Libros | Las confesiones del marqués


Libros / Carlos Verucchi / En Línea Noticias (carlosjverucchi@gmail.com)

Siempre resulta tentador leer a Vargas Llosa. Nos guste o no sigue siendo uno de los intelectuales de habla hispana más influyentes del mundo. A veces cuesta creer que sea justamente él el sobreviviente de aquel movimiento literario de los años 60 y 70 en Latinoamérica. Él, el converso, el traidor, el que tarde o temprano volvería a ver el mundo desde la perspectiva de la clase social a la que pertenece y de la que se alejó en sus años de juventud porque se carrera literaria lo requería, tal vez, o simplemente porque su rebeldía adolescente por algún lado tenía que explotar.

Debemos leer “La llamada de la tribu”, su reciente ensayo, con el simple propósito de seguir aprendiendo de su prosa cristalina, de su infatigable capacidad para logar que un texto sea atractivo de principio a fin, de su maestría a la hora de narrar, aunque lo que se proponga narrar sean sus tribulaciones intelectuales a lo largo del tiempo.

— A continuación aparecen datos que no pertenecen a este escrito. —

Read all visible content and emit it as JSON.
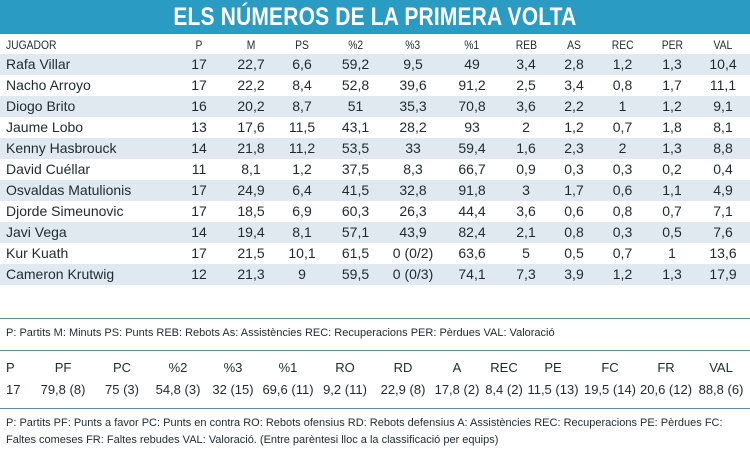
{
  "title": "ELS NÚMEROS DE LA PRIMERA VOLTA",
  "players": {
    "headers": [
      "JUGADOR",
      "P",
      "M",
      "PS",
      "%2",
      "%3",
      "%1",
      "REB",
      "AS",
      "REC",
      "PER",
      "VAL"
    ],
    "rows": [
      [
        "Rafa Villar",
        "17",
        "22,7",
        "6,6",
        "59,2",
        "9,5",
        "49",
        "3,4",
        "2,8",
        "1,2",
        "1,3",
        "10,4"
      ],
      [
        "Nacho Arroyo",
        "17",
        "22,2",
        "8,4",
        "52,8",
        "39,6",
        "91,2",
        "2,5",
        "3,4",
        "0,8",
        "1,7",
        "11,1"
      ],
      [
        "Diogo Brito",
        "16",
        "20,2",
        "8,7",
        "51",
        "35,3",
        "70,8",
        "3,6",
        "2,2",
        "1",
        "1,2",
        "9,1"
      ],
      [
        "Jaume Lobo",
        "13",
        "17,6",
        "11,5",
        "43,1",
        "28,2",
        "93",
        "2",
        "1,2",
        "0,7",
        "1,8",
        "8,1"
      ],
      [
        "Kenny Hasbrouck",
        "14",
        "21,8",
        "11,2",
        "53,5",
        "33",
        "59,4",
        "1,6",
        "2,3",
        "2",
        "1,3",
        "8,8"
      ],
      [
        "David Cuéllar",
        "11",
        "8,1",
        "1,2",
        "37,5",
        "8,3",
        "66,7",
        "0,9",
        "0,3",
        "0,3",
        "0,2",
        "0,4"
      ],
      [
        "Osvaldas Matulionis",
        "17",
        "24,9",
        "6,4",
        "41,5",
        "32,8",
        "91,8",
        "3",
        "1,7",
        "0,6",
        "1,1",
        "4,9"
      ],
      [
        "Djorde Simeunovic",
        "17",
        "18,5",
        "6,9",
        "60,3",
        "26,3",
        "44,4",
        "3,6",
        "0,6",
        "0,8",
        "0,7",
        "7,1"
      ],
      [
        "Javi Vega",
        "14",
        "19,4",
        "8,1",
        "57,1",
        "43,9",
        "82,4",
        "2,1",
        "0,8",
        "0,3",
        "0,5",
        "7,6"
      ],
      [
        "Kur Kuath",
        "17",
        "21,5",
        "10,1",
        "61,5",
        "0 (0/2)",
        "63,6",
        "5",
        "0,5",
        "0,7",
        "1",
        "13,6"
      ],
      [
        "Cameron Krutwig",
        "12",
        "21,3",
        "9",
        "59,5",
        "0 (0/3)",
        "74,1",
        "7,3",
        "3,9",
        "1,2",
        "1,3",
        "17,9"
      ]
    ],
    "legend": "P: Partits M: Minuts PS: Punts REB: Rebots As: Assistències REC: Recuperacions PER: Pèrdues VAL: Valoració"
  },
  "team": {
    "headers": [
      "P",
      "PF",
      "PC",
      "%2",
      "%3",
      "%1",
      "RO",
      "RD",
      "A",
      "REC",
      "PE",
      "FC",
      "FR",
      "VAL"
    ],
    "values": [
      "17",
      "79,8 (8)",
      "75 (3)",
      "54,8 (3)",
      "32 (15)",
      "69,6 (11)",
      "9,2 (11)",
      "22,9 (8)",
      "17,8 (2)",
      "8,4 (2)",
      "11,5 (13)",
      "19,5 (14)",
      "20,6 (12)",
      "88,8 (6)"
    ],
    "legend": "P: Partits PF: Punts a favor PC: Punts en contra RO: Rebots ofensius RD: Rebots defensius A: Assistències REC: Recuperacions PE: Pèrdues FC: Faltes comeses FR: Faltes rebudes VAL: Valoració. (Entre parèntesi lloc a la classificació per equips)"
  },
  "colors": {
    "banner": "#2a9bc2",
    "shade": "#dfe9ef",
    "rule": "#5f8fa3"
  }
}
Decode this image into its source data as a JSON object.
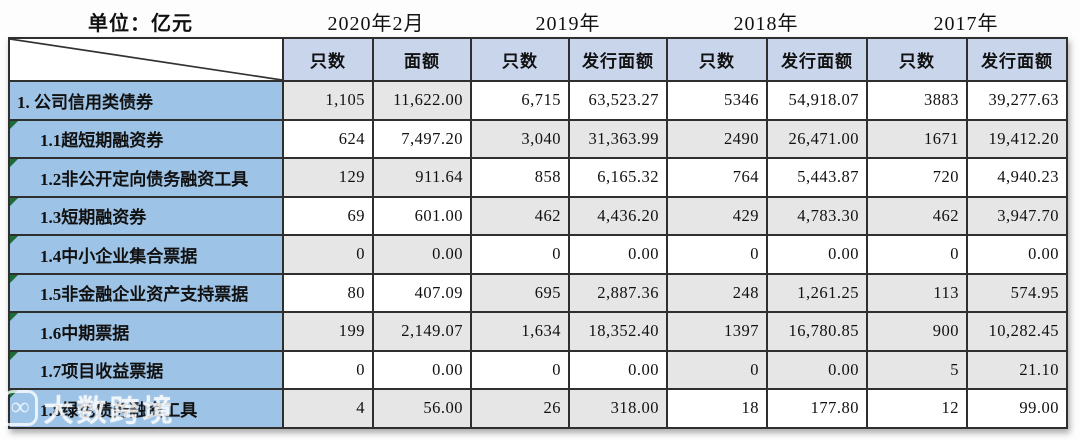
{
  "unit_label": "单位：亿元",
  "watermark": {
    "logo_glyph": "∞",
    "brand": "大数跨境"
  },
  "colors": {
    "label_blue": "#9DC3E6",
    "header_blue": "#C9D5EB",
    "shade_gray": "#E7E6E6",
    "cell_white": "#FFFFFF",
    "border_dark": "#2F2F2F",
    "indicator_green": "#1E6B38"
  },
  "table": {
    "year_groups": [
      {
        "label": "2020年2月",
        "col_headers": [
          "只数",
          "面额"
        ]
      },
      {
        "label": "2019年",
        "col_headers": [
          "只数",
          "发行面额"
        ]
      },
      {
        "label": "2018年",
        "col_headers": [
          "只数",
          "发行面额"
        ]
      },
      {
        "label": "2017年",
        "col_headers": [
          "只数",
          "发行面额"
        ]
      }
    ],
    "rows": [
      {
        "label": "1. 公司信用类债券",
        "indent": false,
        "marker": false,
        "values": [
          "1,105",
          "11,622.00",
          "6,715",
          "63,523.27",
          "5346",
          "54,918.07",
          "3883",
          "39,277.63"
        ],
        "shades": [
          1,
          0,
          0,
          0
        ]
      },
      {
        "label": "1.1超短期融资券",
        "indent": true,
        "marker": true,
        "values": [
          "624",
          "7,497.20",
          "3,040",
          "31,363.99",
          "2490",
          "26,471.00",
          "1671",
          "19,412.20"
        ],
        "shades": [
          0,
          1,
          1,
          1
        ]
      },
      {
        "label": "1.2非公开定向债务融资工具",
        "indent": true,
        "marker": true,
        "values": [
          "129",
          "911.64",
          "858",
          "6,165.32",
          "764",
          "5,443.87",
          "720",
          "4,940.23"
        ],
        "shades": [
          1,
          0,
          0,
          0
        ]
      },
      {
        "label": "1.3短期融资券",
        "indent": true,
        "marker": true,
        "values": [
          "69",
          "601.00",
          "462",
          "4,436.20",
          "429",
          "4,783.30",
          "462",
          "3,947.70"
        ],
        "shades": [
          0,
          1,
          1,
          1
        ]
      },
      {
        "label": "1.4中小企业集合票据",
        "indent": true,
        "marker": true,
        "values": [
          "0",
          "0.00",
          "0",
          "0.00",
          "0",
          "0.00",
          "0",
          "0.00"
        ],
        "shades": [
          1,
          0,
          0,
          0
        ]
      },
      {
        "label": "1.5非金融企业资产支持票据",
        "indent": true,
        "marker": true,
        "values": [
          "80",
          "407.09",
          "695",
          "2,887.36",
          "248",
          "1,261.25",
          "113",
          "574.95"
        ],
        "shades": [
          0,
          1,
          1,
          1
        ]
      },
      {
        "label": "1.6中期票据",
        "indent": true,
        "marker": true,
        "values": [
          "199",
          "2,149.07",
          "1,634",
          "18,352.40",
          "1397",
          "16,780.85",
          "900",
          "10,282.45"
        ],
        "shades": [
          1,
          1,
          1,
          1
        ]
      },
      {
        "label": "1.7项目收益票据",
        "indent": true,
        "marker": true,
        "values": [
          "0",
          "0.00",
          "0",
          "0.00",
          "0",
          "0.00",
          "5",
          "21.10"
        ],
        "shades": [
          0,
          0,
          1,
          1
        ]
      },
      {
        "label": "1.8绿色债务融资工具",
        "indent": true,
        "marker": true,
        "values": [
          "4",
          "56.00",
          "26",
          "318.00",
          "18",
          "177.80",
          "12",
          "99.00"
        ],
        "shades": [
          1,
          1,
          0,
          0
        ]
      }
    ]
  }
}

Podría decirse que “La llamada de la tribu” es una especie de autobiografía personal e íntima. Una autobiografía donde más que detalles sobre romances o aventuras, el autor intenta justificar una postura ideológica y política, donde detalla el modo y el momento en que pensadores como Adam Smith, Karl Popper o José Ortega y Gasset influyeron en su formación y dieron forma a cierta postura que, no por antipática o egoísta, debemos desestimar.

También podría leerse La llamada de la tribu como un intento de justificar esa conversión tan dolorosa, la conversión al neoliberalismo absoluto de alguien que en algún momento de su vida creyó en el comunismo, de alguien que en su juventud adhirió a la Revolución Cubana y a un modelo de sociedad en el que ―como decía Paul Éluard en uno de sus poemas―, “No existen las putas, los ladrones ni los curas”.

Para quienes leímos con agrado y seguiremos leyendo de por vida “La casa verde” o “La ciudad y los perros”, resulta demoledor leer ahora el lamento del autor por no haber podido ―por razones de espacio, tal vez― dedicarle un capítulo de su ensayo a Milton Friedman. ¿Cómo puede alguien sentirse desencantado con Fidel Castro e inmediatamente después dejarse seducir por Ronald Reagan?

¿En qué momento se jodió el Perú?, se pregunta Zavalita ―un joven comunista que reniega de su padre (un empresario con pocos escrúpulos)― en “Conversación en La Catedral”. Cincuenta años después, el mismo autor escribe: “La doctrina liberal ha representado desde sus orígenes las formas más avanzadas de la cultura democrática y lo que más nos ha ido defendiendo de la inextinguible «llamada de la tribu»”.

Desde su mansión en Madrid, Jorge Mario Pedro, marqués de Vargas Llosa (según reza el título nobiliario concedido por Juan Carlos I, rey de España), ya no es capaz de ver qué es lo que sucede cuando nos quedamos sin la protección de la tribu. ¿Dónde estará la tribu de esos desgraciados que en este momento se mueren de frío en las calles de Buenos Aires?, me pregunto. ¿Dónde está la tribu de esas prostitutas que pelan en la esquina por un cliente? ¿Cuál tribu fue la que se llevó para siempre la utopía de un mundo sin chicos descalzos y sin curas? ¿Cómo hará la cultura democrática, ahora que ha logrado desprenderse de todas las tribus, para dale trabajo a aquellos que los aceitados e invisibles mecanismos del capitalismo dejaron fuera del sistema?

La pregunta de Zavalita queda flotando durante toda la novela aunque el lector intuya la respuesta: el Perú se jodió, para Vargas Llosa, cuando el General Odría tomó el poder por la fuerza en 1948. Pero como nos enseñó Borges, la expresión ¿En qué momento se jodió el Perú?, como cualquier otra, tiene un significado si se la sitúa en 1969 y otro, muy distinto, si se lo hace en el presente. El Perú tal vez se haya jodido definitivamente cuando perdió a ese joven talentoso que denunciaba las injusticias de su país.

Sea como sea hay que leer a Vargas Llosa, aunque duela. O tal vez haya que leerlo justamente por eso, para comprobar que tantos años después nos siguen doliendo las mismas cosas.